Lin Wei murmurou um “hm” e, de olhos fechados, disse: “Estamos em um inverno do setor, todos os clubes estão sofrendo, o que também é bom: empresas grandes como a nossa conseguem se manter, mas donos pequenos dificilmente aguentam os prejuízos, ainda mais com a concorrência dos grupos criminosos. Fique atento: se aparecer uma boa oportunidade, não a desperdice.”
“Sim, chefe”, respondeu Kwon Junyou mais animado. “Na verdade, muitos de nossos negócios ainda estão em fase de testes ou de reformas. Se der prejuízo, paciência, é como se tivéssemos aberto por menos tempo. Mas, ao meu ver, o maior prejuízo está no Departamento de Operações Um: quase todas as máquinas caça-níqueis nos hotéis foram apreendidas ou os hotéis fecharam para reforma.
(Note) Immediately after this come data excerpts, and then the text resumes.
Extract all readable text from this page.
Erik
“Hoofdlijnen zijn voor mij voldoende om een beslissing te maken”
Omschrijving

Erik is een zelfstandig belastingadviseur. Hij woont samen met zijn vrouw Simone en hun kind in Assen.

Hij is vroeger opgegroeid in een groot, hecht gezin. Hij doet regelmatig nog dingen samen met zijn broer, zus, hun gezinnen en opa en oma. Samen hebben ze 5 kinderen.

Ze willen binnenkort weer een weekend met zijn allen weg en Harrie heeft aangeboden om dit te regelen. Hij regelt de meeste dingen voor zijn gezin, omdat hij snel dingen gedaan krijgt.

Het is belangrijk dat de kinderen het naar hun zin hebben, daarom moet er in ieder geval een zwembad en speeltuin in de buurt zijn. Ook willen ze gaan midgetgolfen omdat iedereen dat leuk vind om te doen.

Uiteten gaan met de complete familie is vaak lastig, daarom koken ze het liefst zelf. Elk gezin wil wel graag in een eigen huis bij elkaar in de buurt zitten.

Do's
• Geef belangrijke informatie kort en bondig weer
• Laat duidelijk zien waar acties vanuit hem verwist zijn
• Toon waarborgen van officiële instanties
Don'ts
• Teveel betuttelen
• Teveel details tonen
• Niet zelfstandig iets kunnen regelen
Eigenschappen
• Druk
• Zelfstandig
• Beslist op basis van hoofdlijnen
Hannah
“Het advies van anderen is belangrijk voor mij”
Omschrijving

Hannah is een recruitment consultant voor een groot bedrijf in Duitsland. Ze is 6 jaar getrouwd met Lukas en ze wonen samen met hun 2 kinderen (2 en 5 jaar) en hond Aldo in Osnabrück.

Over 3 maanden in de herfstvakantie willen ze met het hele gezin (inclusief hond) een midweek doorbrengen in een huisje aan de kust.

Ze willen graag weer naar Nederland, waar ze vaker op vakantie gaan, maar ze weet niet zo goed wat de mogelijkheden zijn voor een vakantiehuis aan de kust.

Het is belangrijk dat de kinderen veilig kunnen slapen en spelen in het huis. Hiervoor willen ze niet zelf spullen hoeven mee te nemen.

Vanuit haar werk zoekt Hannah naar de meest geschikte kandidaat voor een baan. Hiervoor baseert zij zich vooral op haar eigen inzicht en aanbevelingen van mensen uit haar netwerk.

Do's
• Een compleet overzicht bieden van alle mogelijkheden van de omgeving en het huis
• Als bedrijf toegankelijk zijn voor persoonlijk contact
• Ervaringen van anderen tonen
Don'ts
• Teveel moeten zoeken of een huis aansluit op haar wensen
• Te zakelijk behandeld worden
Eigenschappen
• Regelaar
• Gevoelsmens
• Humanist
Ouvi dizer que Zhang Shouji pode estar com problemas fiscais e está sendo pressionado pelos procuradores.”
Com um toque de sarcasmo, Kwon Junyou comentou: “Ouvi de Young-ho o que aconteceu hoje cedo. Zhang Shouji está em maré de azar.”
“Entendo.” Lin Wei assentiu e perguntou: “E quanto a Changnan? Liguei para ele agora há pouco, mas não atendeu.”
“Desde que soube dos rumores ontem, Changnan foi para o interior com sua equipe, não atendeu ao telefone, não sei de mais nada”, respondeu Kwon Junyou, preocupado.
Nesse instante, o telefone de Lin Wei tocou. Ele olhou e disse: “Falando no diabo...”
“Chefe, deixei o celular no barco e só vi agora”, disse a voz entrecortada de Yoon Changnan.
“No barco?”
“Sim, chefe. Ontem, ao ouvir que havia muitos policiais na rua, achei estranho e fui para Yeosu, embarquei e fiquei no mar esperando as coisas se acalmarem antes de voltar.”
Lin Wei não conteve o riso: “Você é cauteloso, hein.”
“Prefiro evitar problemas para o chefe. Muitos dos meus homens não têm documentação em dia; se forem pegos, podem ser deportados.”
“Entendo.” Lin Wei pensou um pouco e orientou: “Não volte para Yeosu, vá para Jeju, faça de conta que está viajando. Se quiser, leve a esposa e os filhos, fique lá um mês antes de voltar. A coisa está feia, não deve melhorar tão cedo.”
“Entendido, chefe. Yeosu não é seguro?”
“Não muito. Pelo que sei, um terço das pessoas em Gari Peak vieram da região de Yeosu; esses dados não passam despercebidos pelos procuradores de Seul. Se ainda não agiram, é porque estão negociando com o pessoal local. Você fez bem em fugir; se não tivesse saído, provavelmente acabaria sendo usado como bode expiatório na investigação.
Esses caras estão loucos, não conte com a sorte: ontem me levaram para interrogatório o dia todo, certamente já sabem sobre você.”
Lin Wei até se sentiu aliviado por An Chengtai ter morrido nas mãos de Zhang Qian.
Caso contrário, teria que se preocupar se, ao ser pego pelos procuradores, An Chengtai não revelaria algo para prejudicá-lo. Quem sabe? De qualquer modo, agora não precisava mais se preocupar com isso.
“Entendido, chefe. Não vou levar a esposa, vou pedir para minha mãe cuidar dela e das crianças; volto assim que Seul estiver mais calma”, disse Yoon Changnan, cauteloso, decidido a partir imediatamente. “Chefe, quando chegar, mando uma mensagem de outro celular.”
“Certo.” Lin Wei se certificou de que estava tudo bem com Changnan e desligou.
Na verdade, talvez Changnan não tivesse grandes problemas, mas Lin Wei receava que seus subordinados não fossem tão confiáveis quanto ele.
Se alguém abrisse a boca para os procuradores e, sob tortura, inventasse testemunhas contra Changnan, mesmo sem provas materiais, ele poderia ficar preso por um ou dois anos.
Melhor deixá-lo fora de cena antes que a tempestade passasse; quando tudo acalmasse, os procuradores certamente já teriam outros alvos.
Os grupos criminosos são como ervas daninhas: de vez em quando é preciso podar, cortar os mais problemáticos. Se fossem exterminar tudo, não seria apenas uma repressão, mas uma verdadeira reviravolta nacional.
Com certeza surgiriam grandes escândalos, e aí a Coreia do Sul estaria realmente perdida — quem teria coragem de assumir a culpa por acender esse pavio?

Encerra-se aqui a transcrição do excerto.